The Yapese translation of the Book of Mormon was completed and published in 2004. In 2018, the online edition was made available.

Church volunteers provided cleanup and relief during the aftermath of Typhoon Mitag and Typhoon Sudal.

=== Kosrae ===
The first missionaries to arrive in Kosrae were Matterson Ramon and Ioichey Diapulos, both natives of Pohnpei, on March 26, 1985. The first Kosraean to be baptized was Isidro Abraham on April 26, 1986. The Lelu Branch was organized on June 18, 1986. A second branch was created in Utwe in 1988. The Kosrae Micronesia District was created on March 14, 1990. The first seminary graduation took place on 1 August 1990. Ground had been broken for the Malem church building on December 21, 1989, and the completed facility was dedicated on December 3, 1992. The Lelu church building was dedicated in January 1993. There are 365 members between these two branches.

Since 2018, the LDS Church has partnered with the Lelu Farmers Association on Kosrae to build family greenhouses and to provide grow bags and soil amendments to the recipients. In 2018, ten greenhouses were built, with ten more in 2019, and twenty more being built in 2020. On July 25, 2020, the church donated an excavator to the Lelu Farmers Association.

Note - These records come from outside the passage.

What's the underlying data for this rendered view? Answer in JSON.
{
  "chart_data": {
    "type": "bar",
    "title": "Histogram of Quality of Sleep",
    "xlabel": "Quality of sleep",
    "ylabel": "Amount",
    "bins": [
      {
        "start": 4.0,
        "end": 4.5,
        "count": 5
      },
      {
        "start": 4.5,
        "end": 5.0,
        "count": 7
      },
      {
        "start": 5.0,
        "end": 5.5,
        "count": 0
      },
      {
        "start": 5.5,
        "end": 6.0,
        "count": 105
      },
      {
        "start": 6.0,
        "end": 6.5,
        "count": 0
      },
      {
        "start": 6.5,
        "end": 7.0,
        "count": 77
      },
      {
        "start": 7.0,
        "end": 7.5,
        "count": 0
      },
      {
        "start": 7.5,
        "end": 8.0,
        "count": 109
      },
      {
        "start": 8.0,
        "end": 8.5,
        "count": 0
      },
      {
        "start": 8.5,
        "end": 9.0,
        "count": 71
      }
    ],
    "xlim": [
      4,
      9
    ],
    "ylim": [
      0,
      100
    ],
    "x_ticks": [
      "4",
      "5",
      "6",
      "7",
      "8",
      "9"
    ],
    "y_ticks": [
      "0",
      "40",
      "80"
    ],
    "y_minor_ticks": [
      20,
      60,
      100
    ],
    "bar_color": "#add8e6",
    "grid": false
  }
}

==Stakes, districts, and congregations==
As of August 2023, the following congregations were located in the FSM:

Namoneas Chuuk District
- Fare Branch
- Mechitiw Branch
- Mwan Branch
- Pata Branch
- Romanum Branch
- Sapuk Branch
- Tonowas Branch
- Udot Branch
- Uman Branch
- Wichap Branch

Panasang Pohnpei Stake
- Eirike Ward
- Kitti Branch
- Mand Branch
- Palikir Ward
- Panasang Ward
- Sapwalap Ward
- Sekere Ward
- Uh Branch

Yap (Barrigada Guam Stake)
- Colonia Branch
- Thol Branch

Kosrae (not part of a stake or district)
- Lelu Branch
- Utwe Branch

Other

The Micronesia/Guam Mission Branch serves individuals and families not in proximity of a meetinghouse and is not part of a stake or district.

==Missions==
Micronesia is located in the Micronesia Guam Mission.

==Temples==
Members in FSM are in the Yigo Guam Temple district.